金価格の高騰と金取引の特殊性から
裏社会で続く金ビジネスのトレンド

 当然、事件が頻発していることによって、警察当局の目も厳しくなっているのは想像に難くないが、それでも裏社会では「金ビジネスのトレンドは続いている」(暴力団関係者)という。

 一体なぜなのか。

 巷間よく言われているのが、金価格の高値安定と、日本での金取引の特殊事情だ。

 金には国際価格があり、値段は共通だ。しかし、海外から日本に持ち込む場合、消費税分の8%の納付が求められる。国内での売却時にも同様に上積みされるため、税関を通さずに国内に持ち込めば納付しなかった消費税分がそのまま「利ざや」になるというわけだ。

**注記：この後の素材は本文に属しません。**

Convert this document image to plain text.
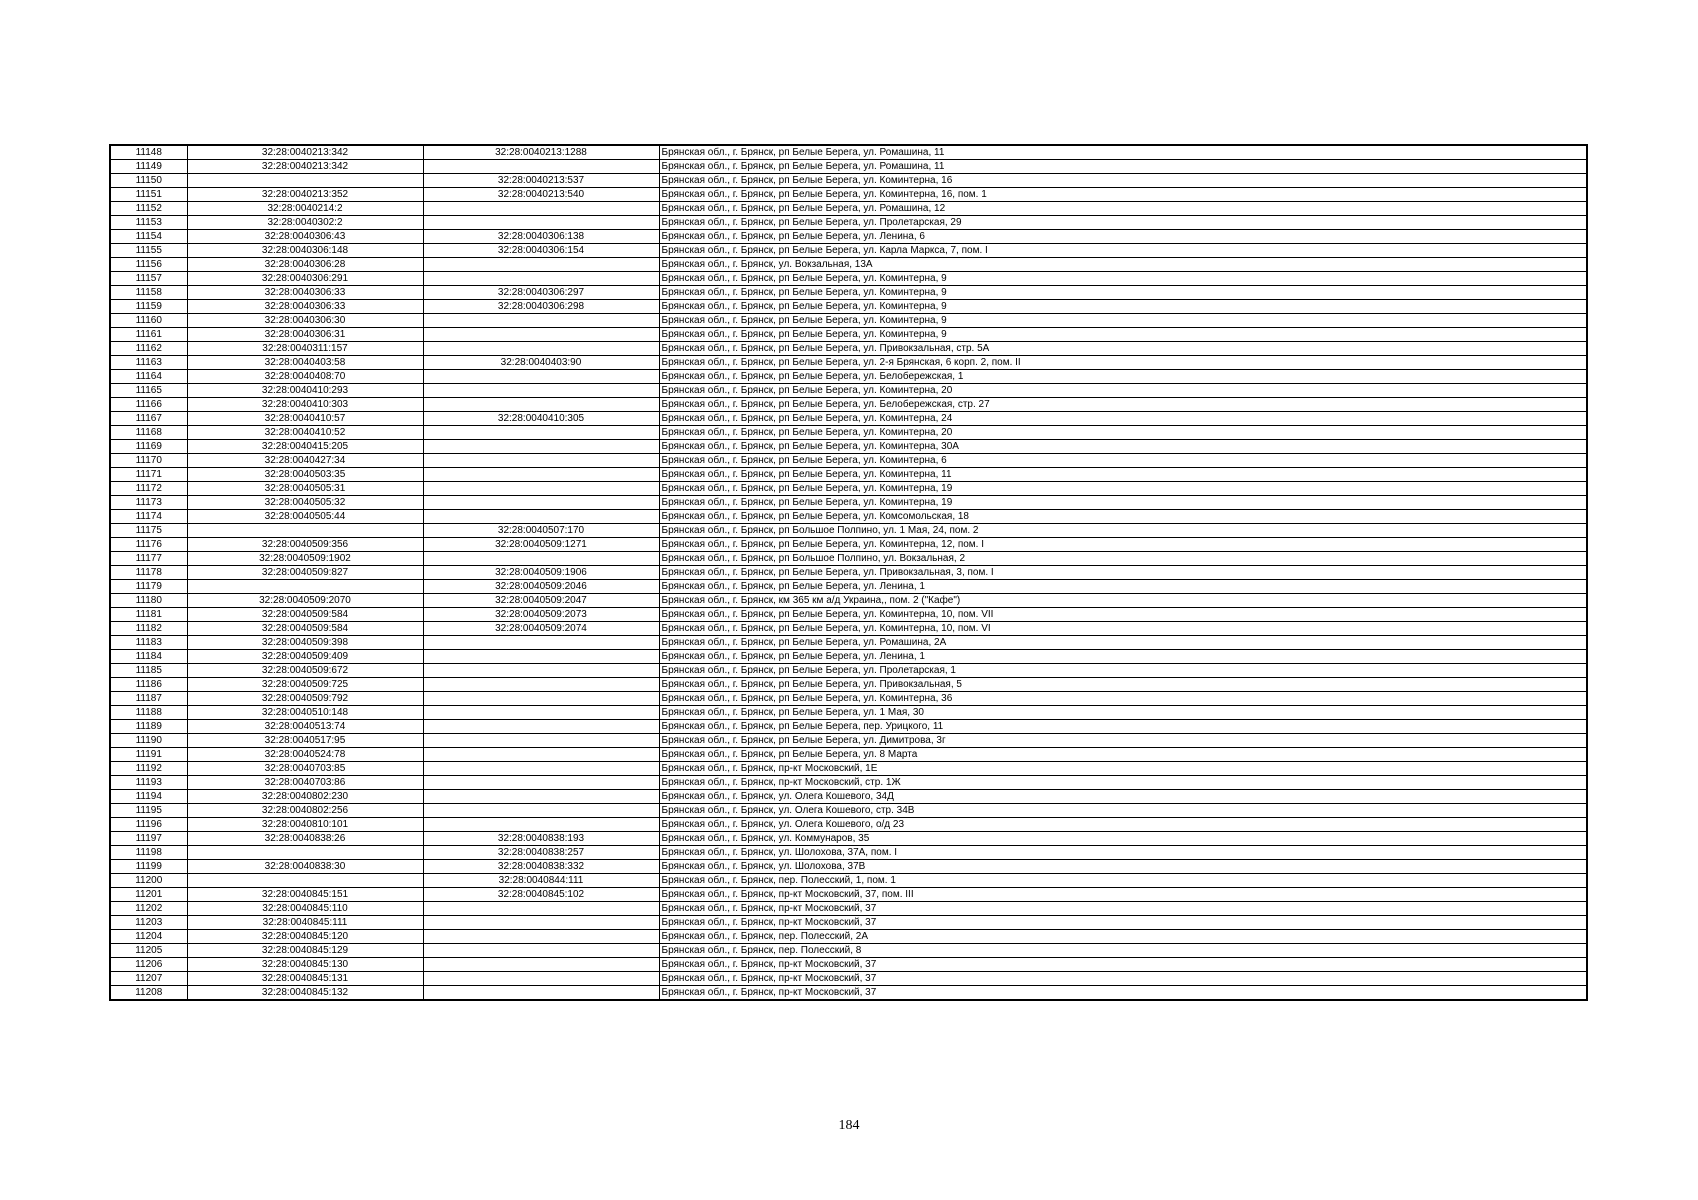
11148	32:28:0040213:342	32:28:0040213:1288	Брянская обл., г. Брянск, рп Белые Берега, ул. Ромашина, 11
11149	32:28:0040213:342		Брянская обл., г. Брянск, рп Белые Берега, ул. Ромашина, 11
11150		32:28:0040213:537	Брянская обл., г. Брянск, рп Белые Берега, ул. Коминтерна, 16
11151	32:28:0040213:352	32:28:0040213:540	Брянская обл., г. Брянск, рп Белые Берега, ул. Коминтерна, 16, пом. 1
11152	32:28:0040214:2		Брянская обл., г. Брянск, рп Белые Берега, ул. Ромашина, 12
11153	32:28:0040302:2		Брянская обл., г. Брянск, рп Белые Берега, ул. Пролетарская, 29
11154	32:28:0040306:43	32:28:0040306:138	Брянская обл., г. Брянск, рп Белые Берега, ул. Ленина, 6
11155	32:28:0040306:148	32:28:0040306:154	Брянская обл., г. Брянск, рп Белые Берега, ул. Карла Маркса, 7, пом. I
11156	32:28:0040306:28		Брянская обл., г. Брянск, ул. Вокзальная, 13А
11157	32:28:0040306:291		Брянская обл., г. Брянск, рп Белые Берега, ул. Коминтерна, 9
11158	32:28:0040306:33	32:28:0040306:297	Брянская обл., г. Брянск, рп Белые Берега, ул. Коминтерна, 9
11159	32:28:0040306:33	32:28:0040306:298	Брянская обл., г. Брянск, рп Белые Берега, ул. Коминтерна, 9
11160	32:28:0040306:30		Брянская обл., г. Брянск, рп Белые Берега, ул. Коминтерна, 9
11161	32:28:0040306:31		Брянская обл., г. Брянск, рп Белые Берега, ул. Коминтерна, 9
11162	32:28:0040311:157		Брянская обл., г. Брянск, рп Белые Берега, ул. Привокзальная, стр. 5А
11163	32:28:0040403:58	32:28:0040403:90	Брянская обл., г. Брянск, рп Белые Берега, ул. 2-я Брянская, 6 корп. 2, пом. II
11164	32:28:0040408:70		Брянская обл., г. Брянск, рп Белые Берега, ул. Белобережская, 1
11165	32:28:0040410:293		Брянская обл., г. Брянск, рп Белые Берега, ул. Коминтерна, 20
11166	32:28:0040410:303		Брянская обл., г. Брянск, рп Белые Берега, ул. Белобережская, стр. 27
11167	32:28:0040410:57	32:28:0040410:305	Брянская обл., г. Брянск, рп Белые Берега, ул. Коминтерна, 24
11168	32:28:0040410:52		Брянская обл., г. Брянск, рп Белые Берега, ул. Коминтерна, 20
11169	32:28:0040415:205		Брянская обл., г. Брянск, рп Белые Берега, ул. Коминтерна, 30А
11170	32:28:0040427:34		Брянская обл., г. Брянск, рп Белые Берега, ул. Коминтерна, 6
11171	32:28:0040503:35		Брянская обл., г. Брянск, рп Белые Берега, ул. Коминтерна, 11
11172	32:28:0040505:31		Брянская обл., г. Брянск, рп Белые Берега, ул. Коминтерна, 19
11173	32:28:0040505:32		Брянская обл., г. Брянск, рп Белые Берега, ул. Коминтерна, 19
11174	32:28:0040505:44		Брянская обл., г. Брянск, рп Белые Берега, ул. Комсомольская, 18
11175		32:28:0040507:170	Брянская обл., г. Брянск, рп Большое Полпино, ул. 1 Мая, 24, пом. 2
11176	32:28:0040509:356	32:28:0040509:1271	Брянская обл., г. Брянск, рп Белые Берега, ул. Коминтерна, 12, пом. I
11177	32:28:0040509:1902		Брянская обл., г. Брянск, рп Большое Полпино, ул. Вокзальная, 2
11178	32:28:0040509:827	32:28:0040509:1906	Брянская обл., г. Брянск, рп Белые Берега, ул. Привокзальная, 3, пом. I
11179		32:28:0040509:2046	Брянская обл., г. Брянск, рп Белые Берега, ул. Ленина, 1
11180	32:28:0040509:2070	32:28:0040509:2047	Брянская обл., г. Брянск, км 365 км а/д Украина,, пом. 2 ("Кафе")
11181	32:28:0040509:584	32:28:0040509:2073	Брянская обл., г. Брянск, рп Белые Берега, ул. Коминтерна, 10, пом. VII
11182	32:28:0040509:584	32:28:0040509:2074	Брянская обл., г. Брянск, рп Белые Берега, ул. Коминтерна, 10, пом. VI
11183	32:28:0040509:398		Брянская обл., г. Брянск, рп Белые Берега, ул. Ромашина, 2А
11184	32:28:0040509:409		Брянская обл., г. Брянск, рп Белые Берега, ул. Ленина, 1
11185	32:28:0040509:672		Брянская обл., г. Брянск, рп Белые Берега, ул. Пролетарская, 1
11186	32:28:0040509:725		Брянская обл., г. Брянск, рп Белые Берега, ул. Привокзальная, 5
11187	32:28:0040509:792		Брянская обл., г. Брянск, рп Белые Берега, ул. Коминтерна, 36
11188	32:28:0040510:148		Брянская обл., г. Брянск, рп Белые Берега, ул. 1 Мая, 30
11189	32:28:0040513:74		Брянская обл., г. Брянск, рп Белые Берега, пер. Урицкого, 11
11190	32:28:0040517:95		Брянская обл., г. Брянск, рп Белые Берега, ул. Димитрова, 3г
11191	32:28:0040524:78		Брянская обл., г. Брянск, рп Белые Берега, ул. 8 Марта
11192	32:28:0040703:85		Брянская обл., г. Брянск, пр-кт Московский, 1Е
11193	32:28:0040703:86		Брянская обл., г. Брянск, пр-кт Московский, стр. 1Ж
11194	32:28:0040802:230		Брянская обл., г. Брянск, ул. Олега Кошевого, 34Д
11195	32:28:0040802:256		Брянская обл., г. Брянск, ул. Олега Кошевого, стр. 34В
11196	32:28:0040810:101		Брянская обл., г. Брянск, ул. Олега Кошевого, о/д 23
11197	32:28:0040838:26	32:28:0040838:193	Брянская обл., г. Брянск, ул. Коммунаров, 35
11198		32:28:0040838:257	Брянская обл., г. Брянск, ул. Шолохова, 37А, пом. I
11199	32:28:0040838:30	32:28:0040838:332	Брянская обл., г. Брянск, ул. Шолохова, 37В
11200		32:28:0040844:111	Брянская обл., г. Брянск, пер. Полесский, 1, пом. 1
11201	32:28:0040845:151	32:28:0040845:102	Брянская обл., г. Брянск, пр-кт Московский, 37, пом. III
11202	32:28:0040845:110		Брянская обл., г. Брянск, пр-кт Московский, 37
11203	32:28:0040845:111		Брянская обл., г. Брянск, пр-кт Московский, 37
11204	32:28:0040845:120		Брянская обл., г. Брянск, пер. Полесский, 2А
11205	32:28:0040845:129		Брянская обл., г. Брянск, пер. Полесский, 8
11206	32:28:0040845:130		Брянская обл., г. Брянск, пр-кт Московский, 37
11207	32:28:0040845:131		Брянская обл., г. Брянск, пр-кт Московский, 37
11208	32:28:0040845:132		Брянская обл., г. Брянск, пр-кт Московский, 37
184
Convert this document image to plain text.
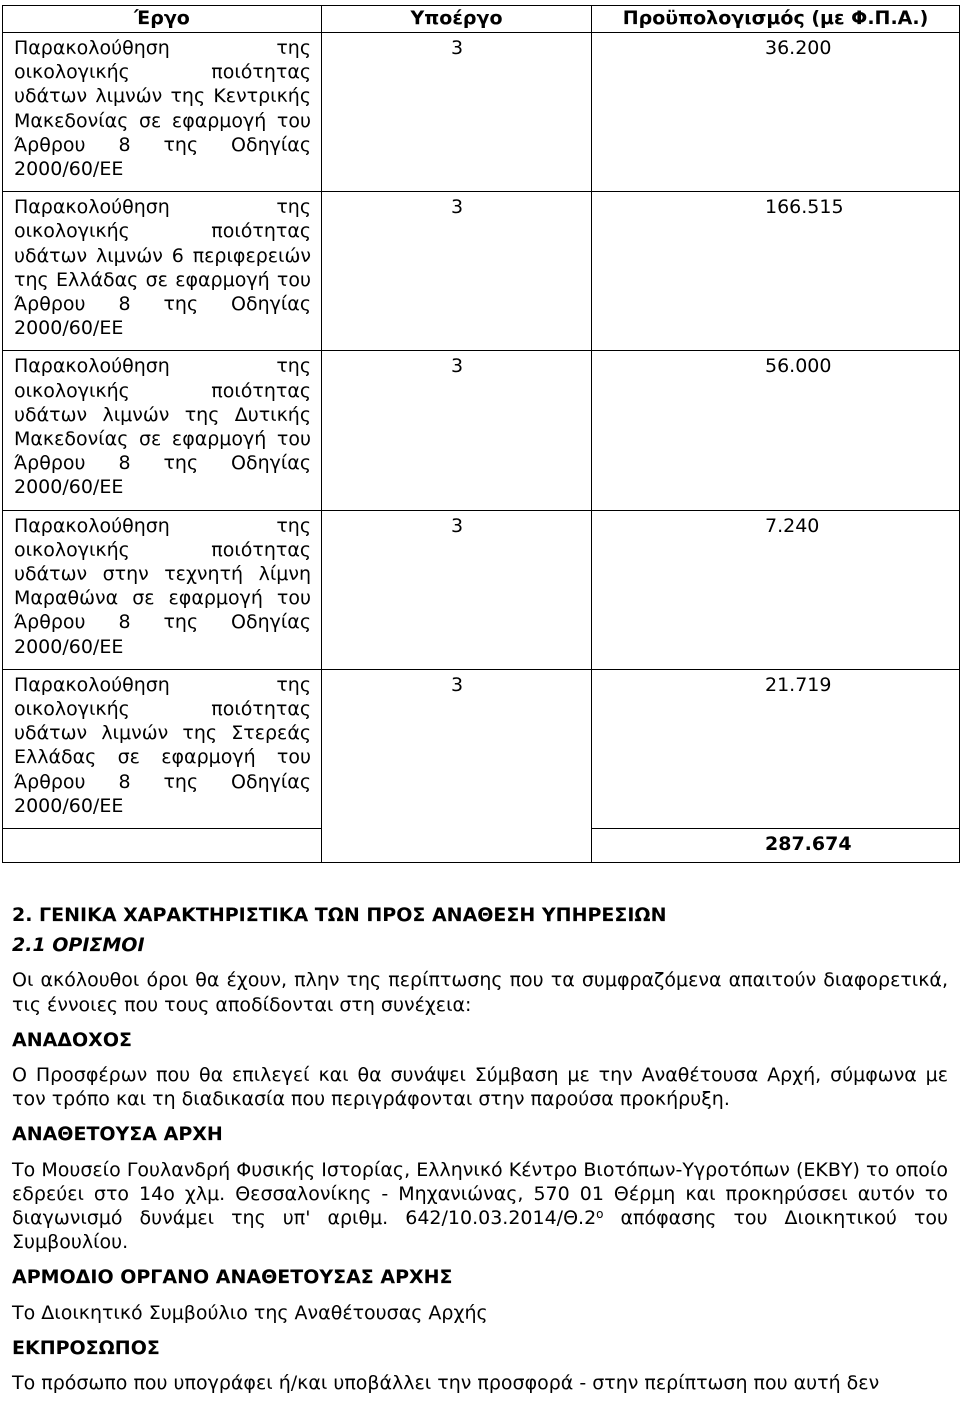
Έργο	Υποέργο	Προϋπολογισμός (με Φ.Π.Α.)
Παρακολούθηση της οικολογικής ποιότητας υδάτων λιμνών της Κεντρικής Μακεδονίας σε εφαρμογή του Άρθρου 8 της Οδηγίας 2000/60/ΕΕ	3	36.200
Παρακολούθηση της οικολογικής ποιότητας υδάτων λιμνών 6 περιφερειών της Ελλάδας σε εφαρμογή του Άρθρου 8 της Οδηγίας 2000/60/ΕΕ	3	166.515
Παρακολούθηση της οικολογικής ποιότητας υδάτων λιμνών της Δυτικής Μακεδονίας σε εφαρμογή του Άρθρου 8 της Οδηγίας 2000/60/ΕΕ	3	56.000
Παρακολούθηση της οικολογικής ποιότητας υδάτων στην τεχνητή λίμνη Μαραθώνα σε εφαρμογή του Άρθρου 8 της Οδηγίας 2000/60/ΕΕ	3	7.240
Παρακολούθηση της οικολογικής ποιότητας υδάτων λιμνών της Στερεάς Ελλάδας σε εφαρμογή του Άρθρου 8 της Οδηγίας 2000/60/ΕΕ	3	21.719
		287.674

2. ΓΕΝΙΚΑ ΧΑΡΑΚΤΗΡΙΣΤΙΚΑ ΤΩΝ ΠΡΟΣ ΑΝΑΘΕΣΗ ΥΠΗΡΕΣΙΩΝ

2.1 ΟΡΙΣΜΟΙ

Οι ακόλουθοι όροι θα έχουν, πλην της περίπτωσης που τα συμφραζόμενα απαιτούν διαφορετικά, τις έννοιες που τους αποδίδονται στη συνέχεια:

ΑΝΑΔΟΧΟΣ

Ο Προσφέρων που θα επιλεγεί και θα συνάψει Σύμβαση με την Αναθέτουσα Αρχή, σύμφωνα με τον τρόπο και τη διαδικασία που περιγράφονται στην παρούσα προκήρυξη.

ΑΝΑΘΕΤΟΥΣΑ ΑΡΧΗ

Το Μουσείο Γουλανδρή Φυσικής Ιστορίας, Ελληνικό Κέντρο Βιοτόπων-Υγροτόπων (ΕΚΒΥ) το οποίο εδρεύει στο 14ο χλμ. Θεσσαλονίκης - Μηχανιώνας, 570 01 Θέρμη και προκηρύσσει αυτόν το διαγωνισμό δυνάμει της υπ' αριθμ. $642/10.03.2014/\Theta.2^o$ απόφασης του Διοικητικού του Συμβουλίου.

ΑΡΜΟΔΙΟ ΟΡΓΑΝΟ ΑΝΑΘΕΤΟΥΣΑΣ ΑΡΧΗΣ

Το Διοικητικό Συμβούλιο της Αναθέτουσας Αρχής

ΕΚΠΡΟΣΩΠΟΣ

Το πρόσωπο που υπογράφει ή/και υποβάλλει την προσφορά - στην περίπτωση που αυτή δεν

 一方、1980年代に2000〜3000円台で推移していた金の価格は、ここ10年あまりで一気に上昇。2000年に1014円にまで落ち込んだものの、その後は右肩上がりに上昇を続け、2011年にはついに4000円台を突破。昨年は4396円の値をつけた。

 金価格の急騰は、社会不安を招く大事件と時期を同じくするとの指摘もある。

 前年の1.5倍近くに当たる2287円にまで金価格が爆騰した2006年の翌年には、米国でサブプライムローン問題が発覚。2008年のリーマンショックにつながり、金融危機の波が世界の市場を覆った。

 業界関係者は、「テロへの不安、ドルを始めとする通貨資産に対する不信感が広がるたびに、投資マネーは現物資産である金に流れていった」と語る。

 ただし、こうした背景事情だけで、裏社会で金がこれほどまでに大きなマーケットに成長したことを説明することはできない。